Weekend Interview: HighTower's Weissbluth Contemplates Why Brokers Are Like Butchers

Fiduciary responsibility for brokers? "A change of regulation can't convert butchers into dietitians"

Since its founding in 2008, HighTower Advisors has expanded at a brisk pace--with 15 new partnerships and counting, many of them from breakaway wirehouse advisors from New York, California and, of course, Chicago, where HighTower is headquartered.
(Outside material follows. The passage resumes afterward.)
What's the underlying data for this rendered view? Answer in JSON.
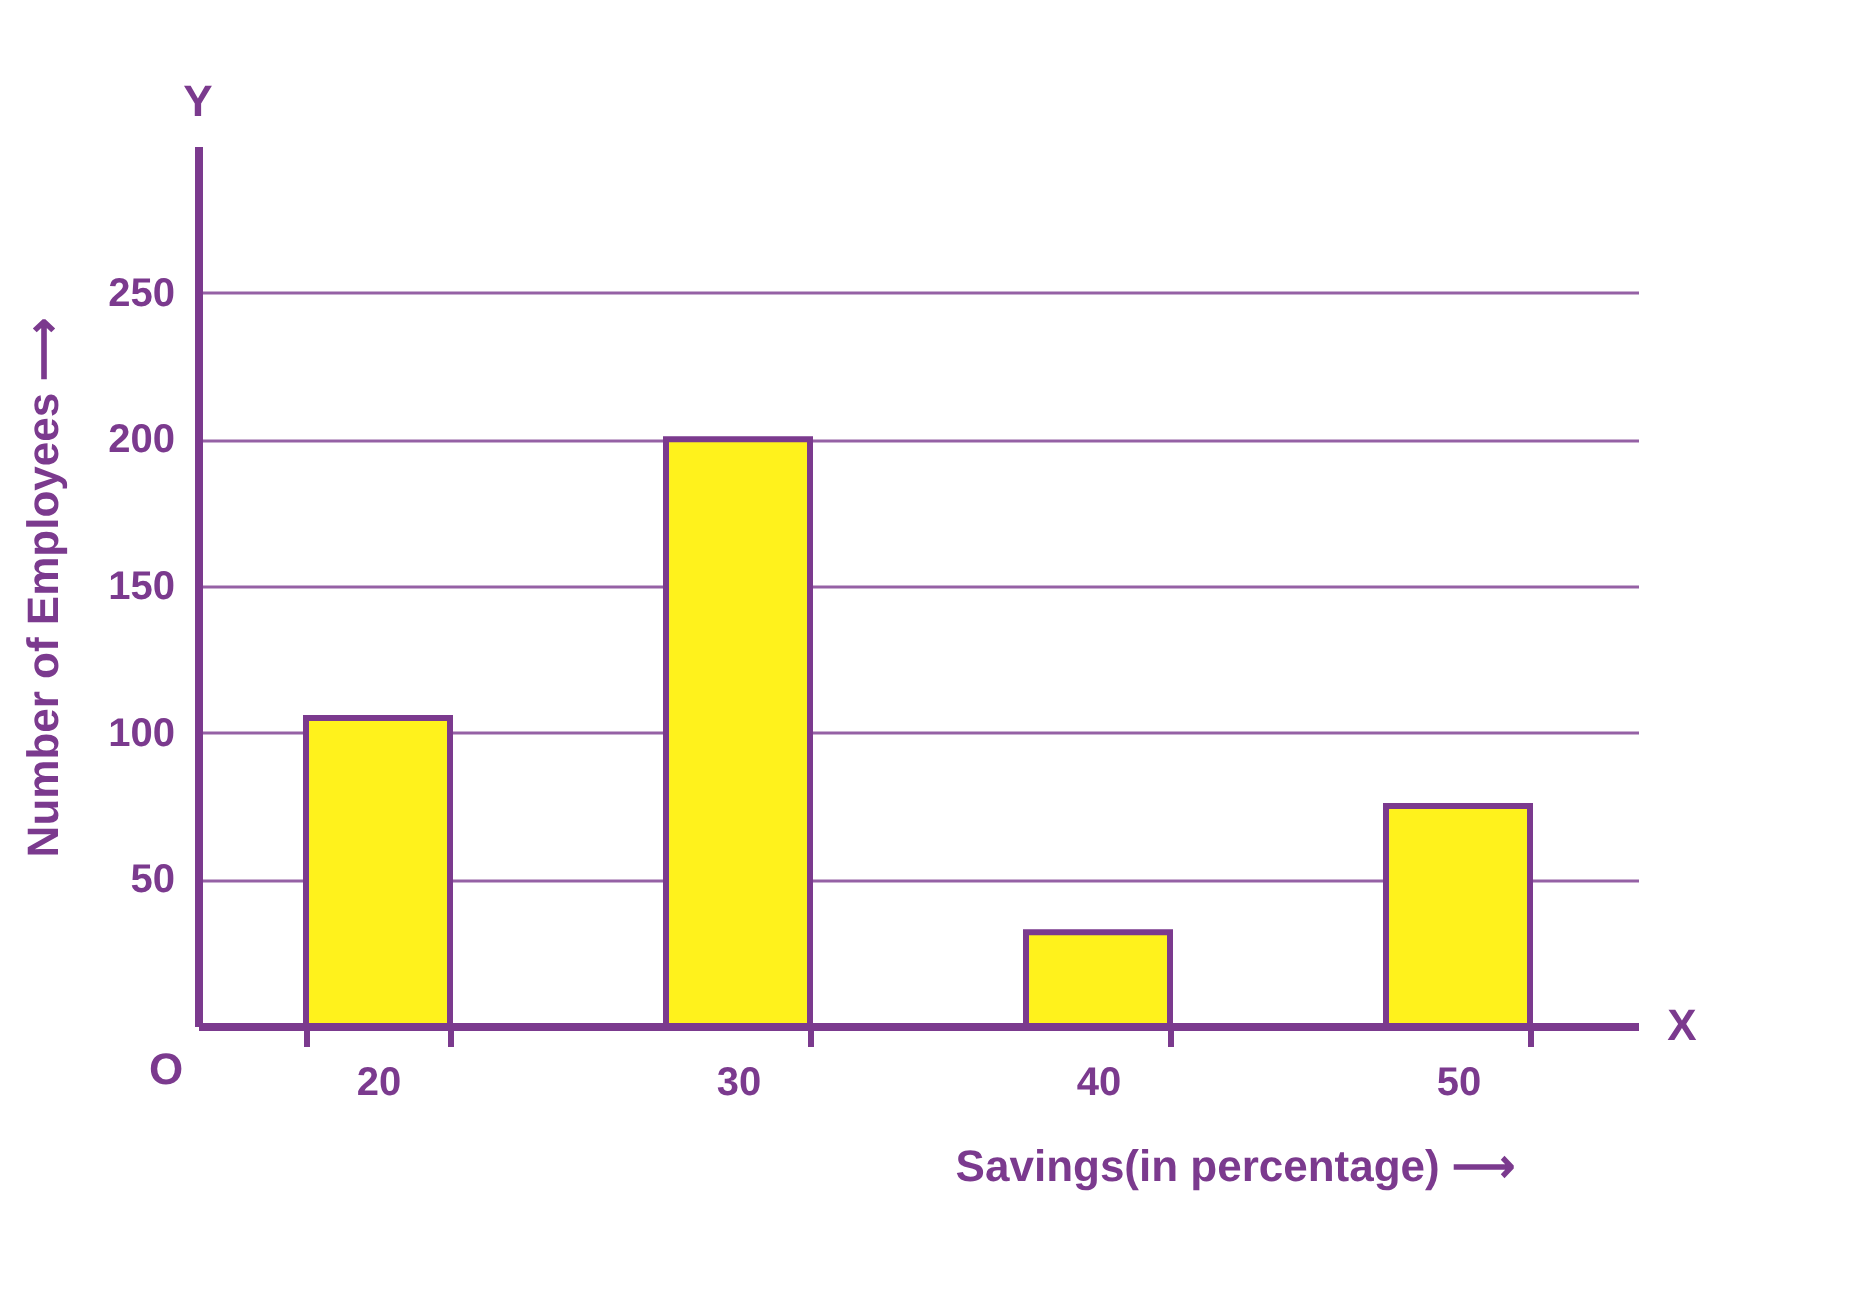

Chicago, according to poet Carl Sandburg, is the city of big shoulders, hog butcher for the world, "with lifted head singing so proud to be alive and coarse and strong and cunning." These are words that may not sit well with Wall Street firms-- UBS, Merrill Lynch, Morgan Stanley, Bear Stearns/JPMorgan, and Goldman Sachs among them--that have seen advisory teams and wealth management units depleted as their talent breaks away to join HighTower.

Perhaps unsurprisingly, considering HighTower's phenomenal growth, the firm has been the subject of lawsuits. Morgan Stanley Smith Barney sued HighTower in February, accusing it of stealing advisors and clients. And one of the firm's advisors, Curtis Lyman, formerly of Lehman Brothers, was sued this spring by investors in Florida for investing their money in an alleged Ponzi scheme run as a feeder fund by a disbarred lawyer sentenced in June to 50 years in jail.
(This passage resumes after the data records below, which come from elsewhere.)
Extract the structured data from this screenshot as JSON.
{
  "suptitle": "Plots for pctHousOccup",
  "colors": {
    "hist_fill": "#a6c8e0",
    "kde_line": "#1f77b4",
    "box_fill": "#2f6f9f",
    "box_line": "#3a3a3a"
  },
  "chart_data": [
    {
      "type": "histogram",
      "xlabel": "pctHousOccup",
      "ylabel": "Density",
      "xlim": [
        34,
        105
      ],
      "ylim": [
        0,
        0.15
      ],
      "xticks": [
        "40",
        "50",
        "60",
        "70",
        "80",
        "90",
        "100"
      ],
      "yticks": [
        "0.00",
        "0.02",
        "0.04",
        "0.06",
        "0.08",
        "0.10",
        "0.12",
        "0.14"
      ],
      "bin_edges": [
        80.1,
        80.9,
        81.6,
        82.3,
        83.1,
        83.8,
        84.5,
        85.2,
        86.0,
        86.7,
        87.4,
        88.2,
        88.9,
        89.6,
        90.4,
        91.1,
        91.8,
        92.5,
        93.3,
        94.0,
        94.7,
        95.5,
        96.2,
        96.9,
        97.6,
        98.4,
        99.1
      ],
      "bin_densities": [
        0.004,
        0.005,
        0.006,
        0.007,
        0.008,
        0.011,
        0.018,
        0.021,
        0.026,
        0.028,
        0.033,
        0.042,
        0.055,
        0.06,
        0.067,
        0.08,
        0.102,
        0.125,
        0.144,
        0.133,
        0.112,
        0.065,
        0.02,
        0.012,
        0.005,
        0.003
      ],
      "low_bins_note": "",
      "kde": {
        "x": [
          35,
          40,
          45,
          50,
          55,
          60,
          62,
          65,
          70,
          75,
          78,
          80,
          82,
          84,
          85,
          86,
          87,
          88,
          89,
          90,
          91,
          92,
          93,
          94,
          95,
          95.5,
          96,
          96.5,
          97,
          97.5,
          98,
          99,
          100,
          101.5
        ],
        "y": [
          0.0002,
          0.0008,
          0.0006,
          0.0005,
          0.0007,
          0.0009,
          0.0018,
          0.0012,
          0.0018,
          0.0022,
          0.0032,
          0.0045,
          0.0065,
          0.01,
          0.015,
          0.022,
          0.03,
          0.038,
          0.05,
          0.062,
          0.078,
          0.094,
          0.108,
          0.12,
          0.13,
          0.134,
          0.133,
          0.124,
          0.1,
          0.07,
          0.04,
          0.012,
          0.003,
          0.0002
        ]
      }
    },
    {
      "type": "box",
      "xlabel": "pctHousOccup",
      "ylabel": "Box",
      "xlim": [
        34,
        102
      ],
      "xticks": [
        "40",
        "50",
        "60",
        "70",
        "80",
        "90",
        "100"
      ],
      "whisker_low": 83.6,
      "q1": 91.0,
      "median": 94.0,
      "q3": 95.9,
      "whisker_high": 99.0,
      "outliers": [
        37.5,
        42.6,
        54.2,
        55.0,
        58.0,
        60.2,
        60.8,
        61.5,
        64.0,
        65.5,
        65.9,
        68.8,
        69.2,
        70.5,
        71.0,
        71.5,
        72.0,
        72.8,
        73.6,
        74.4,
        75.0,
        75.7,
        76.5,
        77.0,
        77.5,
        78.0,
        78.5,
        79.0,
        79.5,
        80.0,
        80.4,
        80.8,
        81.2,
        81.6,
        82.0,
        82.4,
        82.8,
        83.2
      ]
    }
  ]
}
HighTower CEO Elliot Weissbluth in an April 1 interview with Reuters gave his "unreserved" support to Lyman, saying, "Curt Lyman is as much a victim as the other Ponzi scheme victims." More recently, when asked for an update, Weissbluth said that in the time that has passed, everything new he has learned since April 1 only makes his comments to Reuters more relevant.

"These investments, initiated prior to Curt Lyman joining HighTower, were made in a fee account," Weissbluth said in a statement. "Mr. Lyman did not have any economic interest whatsoever in placing these funds with the feeder fund."